Tatsache ist, daß Watzlawick, Beavin und Jackson in dem Standardwerk „Menschliche Kommunikation“ Bateson zwar öfter erwähnen, aber in ihrem Band die Bedeutung Batesons für ihre eigene Darstellung m.E. unzureichend zum Ausdruck gebracht wird. Dies gilt sowohl für die theoretische Grundlegung des Werkes, die zu einem großen Prozentsatz dem Denken Batesons verpflichtet ist, als auch für die zentralen Begriffe der Theorie, die von Bateson geprägt wurden.

4.1.3 Paul Watzlawick


Paul Watzlawick, 1921 in Villach (Österreich) geboren, studierte Philosophie und Sprachen, promovierte 1949 mit einer sprachphilosophischen Untersuchung an der Universität Venedig zum Dr. phil., erhielt 1950-54 eine psychotherapeutische Ausbildung in Analytischer Psychologie am C.G. Jung-Institut in Zürich, war 1957-60 Professor für Psychotherapie an der Universität San Salvador und wirkte ab Ende 1960 als Forschungsbeauftragter am Mental Research Institute in Palo Alto (Calif.).
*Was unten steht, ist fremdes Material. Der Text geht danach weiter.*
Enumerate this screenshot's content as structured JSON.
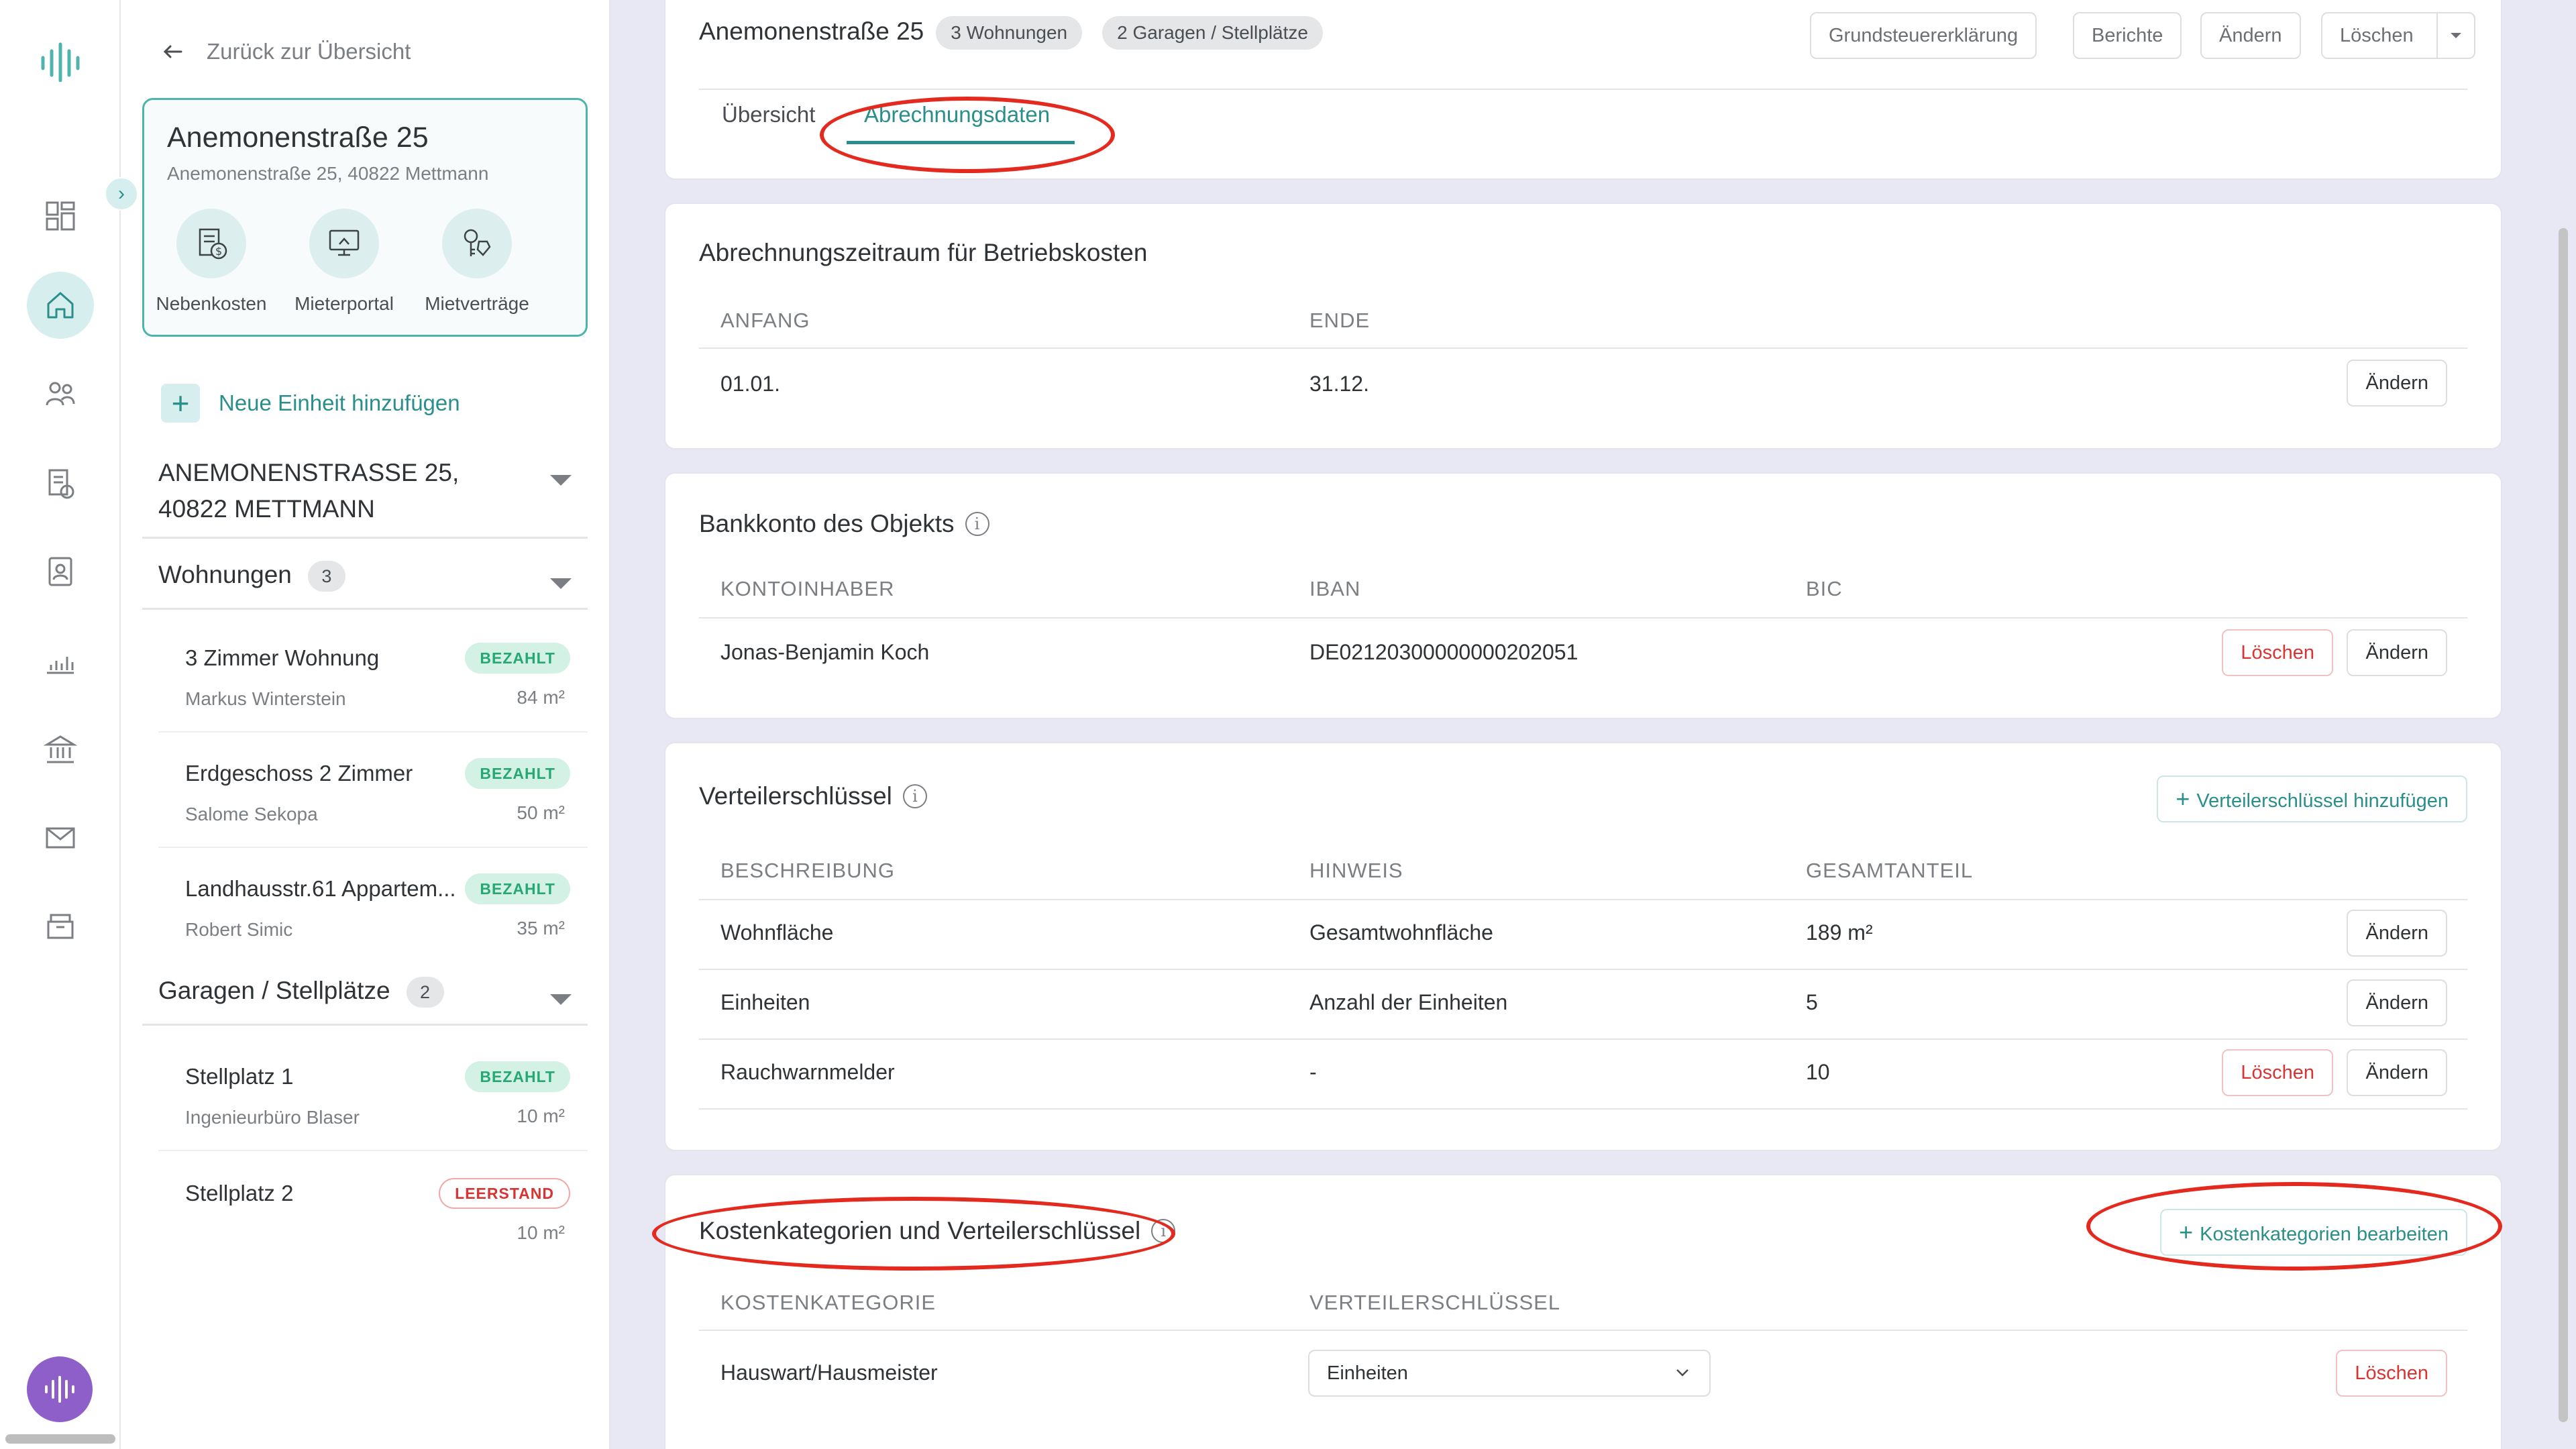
{
  "rail": {
    "icons": [
      "logo-icon",
      "dashboard-icon",
      "home-icon",
      "people-icon",
      "billing-icon",
      "contact-card-icon",
      "chart-icon",
      "bank-icon",
      "mail-icon",
      "archive-icon",
      "voice-assistant-icon"
    ]
  },
  "sidebar": {
    "back_label": "Zurück zur Übersicht",
    "property": {
      "title": "Anemonenstraße 25",
      "address": "Anemonenstraße 25, 40822 Mettmann",
      "actions": [
        {
          "label": "Nebenkosten",
          "icon": "receipt-icon"
        },
        {
          "label": "Mieterportal",
          "icon": "monitor-icon"
        },
        {
          "label": "Mietverträge",
          "icon": "keys-icon"
        }
      ]
    },
    "add_unit_label": "Neue Einheit hinzufügen",
    "building_title_line1": "ANEMONENSTRASSE 25,",
    "building_title_line2": "40822 METTMANN",
    "groups": [
      {
        "title": "Wohnungen",
        "count": "3",
        "units": [
          {
            "name": "3 Zimmer Wohnung",
            "tenant": "Markus Winterstein",
            "size": "84 m²",
            "status": "BEZAHLT"
          },
          {
            "name": "Erdgeschoss 2 Zimmer",
            "tenant": "Salome Sekopa",
            "size": "50 m²",
            "status": "BEZAHLT"
          },
          {
            "name": "Landhausstr.61 Appartem...",
            "tenant": "Robert Simic",
            "size": "35 m²",
            "status": "BEZAHLT"
          }
        ]
      },
      {
        "title": "Garagen / Stellplätze",
        "count": "2",
        "units": [
          {
            "name": "Stellplatz 1",
            "tenant": "Ingenieurbüro Blaser",
            "size": "10 m²",
            "status": "BEZAHLT"
          },
          {
            "name": "Stellplatz 2",
            "tenant": "",
            "size": "10 m²",
            "status": "LEERSTAND"
          }
        ]
      }
    ]
  },
  "header": {
    "title": "Anemonenstraße 25",
    "tag_units": "3 Wohnungen",
    "tag_garages": "2 Garagen / Stellplätze",
    "buttons": {
      "tax": "Grundsteuererklärung",
      "reports": "Berichte",
      "edit": "Ändern",
      "delete": "Löschen"
    },
    "tabs": [
      "Übersicht",
      "Abrechnungsdaten"
    ],
    "active_tab": "Abrechnungsdaten"
  },
  "billing_period": {
    "title": "Abrechnungszeitraum für Betriebskosten",
    "headers": [
      "ANFANG",
      "ENDE"
    ],
    "start": "01.01.",
    "end": "31.12.",
    "edit_label": "Ändern"
  },
  "bank_account": {
    "title": "Bankkonto des Objekts",
    "headers": [
      "KONTOINHABER",
      "IBAN",
      "BIC"
    ],
    "holder": "Jonas-Benjamin Koch",
    "iban": "DE02120300000000202051",
    "bic": "",
    "delete_label": "Löschen",
    "edit_label": "Ändern"
  },
  "distribution_keys": {
    "title": "Verteilerschlüssel",
    "add_label": "Verteilerschlüssel hinzufügen",
    "headers": [
      "BESCHREIBUNG",
      "HINWEIS",
      "GESAMTANTEIL"
    ],
    "rows": [
      {
        "description": "Wohnfläche",
        "hint": "Gesamtwohnfläche",
        "total": "189 m²",
        "deletable": false
      },
      {
        "description": "Einheiten",
        "hint": "Anzahl der Einheiten",
        "total": "5",
        "deletable": false
      },
      {
        "description": "Rauchwarnmelder",
        "hint": "-",
        "total": "10",
        "deletable": true
      }
    ],
    "delete_label": "Löschen",
    "edit_label": "Ändern"
  },
  "cost_categories": {
    "title": "Kostenkategorien und Verteilerschlüssel",
    "edit_label": "Kostenkategorien bearbeiten",
    "headers": [
      "KOSTENKATEGORIE",
      "VERTEILERSCHLÜSSEL"
    ],
    "rows": [
      {
        "category": "Hauswart/Hausmeister",
        "key": "Einheiten"
      }
    ],
    "delete_label": "Löschen"
  },
  "colors": {
    "accent": "#2a8f8a",
    "annotation": "#e4291e",
    "paid": "#26a874",
    "vacant": "#d93434",
    "voice": "#8e5fc9"
  }
}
Schwerpunkt seiner Arbeit am Mental-Research-Institute bildeten die sprachwissenschaftliche Fundierung der Kommunikationstheorie, die Untersuchung von Paradoxien im Kommunikationsprozeß sowie die systemische Familientherapie. In Palo Alto bildet Watzlawick bald eine eigene Arbeitsgruppe. Er lernte hier die Schriften des führenden englischen Vertreters der sog. Antipsychiatriebewegung, Ronald D. Laing, kennen. Es ist einleuchtend, daß auch die Forscher von Palo Alto im weitesten Sinne zu dieser insbesondere in England und in Italien sich in den sechziger Jahren ausbreitenden Bewegung (mit starkem Einfluß auf Deutschland und Frankreich) gerechnet werden müssen. Wenn die Antipsychiatriebewegung gegenüber der traditionellen Psychiatrie und ihren „lebenslangen“ stationären Behandlungsmethoden radikale Kritik übte, so bestand die „Revolution“ der Palo-Alto-Forscher in der These (an deren Ausarbeitung Watzlawick entscheidenden Anteil hatte), daß die Schizophrenie keine unheilbare Geisteskrankheit sei, sondern eine therapierbare Kommunikationsstörung. Diese These muß aus heutiger Sicht in der Hauptsache als falsch bzw. nicht erwiesen betrachtet werden; gleichwohl hatte sie fruchtbare Nebenwirkungen außerhalb der Psychiatrie: zum einen durch die Begründung der systemischen Familientherapie, zum anderen durch die Popularisierung einzelner Beobachtungen und Theoreme der Gruppe um Watzlawick für das Alltagsverständnis von Kommunikation.

1966 gründete Watzlawick mit John Weakland, Arthur Bodin und Richard Fish das Brief Therapy Center, das einerseits als Ort der Erforschung pathologischer Kommunikationsstrukturen in Familien diente, andererseits als psychotherapeutische Einrichtung auch Therapiepraxis betrieb. Ab 1976 lehrte Watzlawick außerdem an der Stanford-University als Clinical Assoociate Professor an der Abteilung für Psychiatrie und Verhaltenswissenschaften.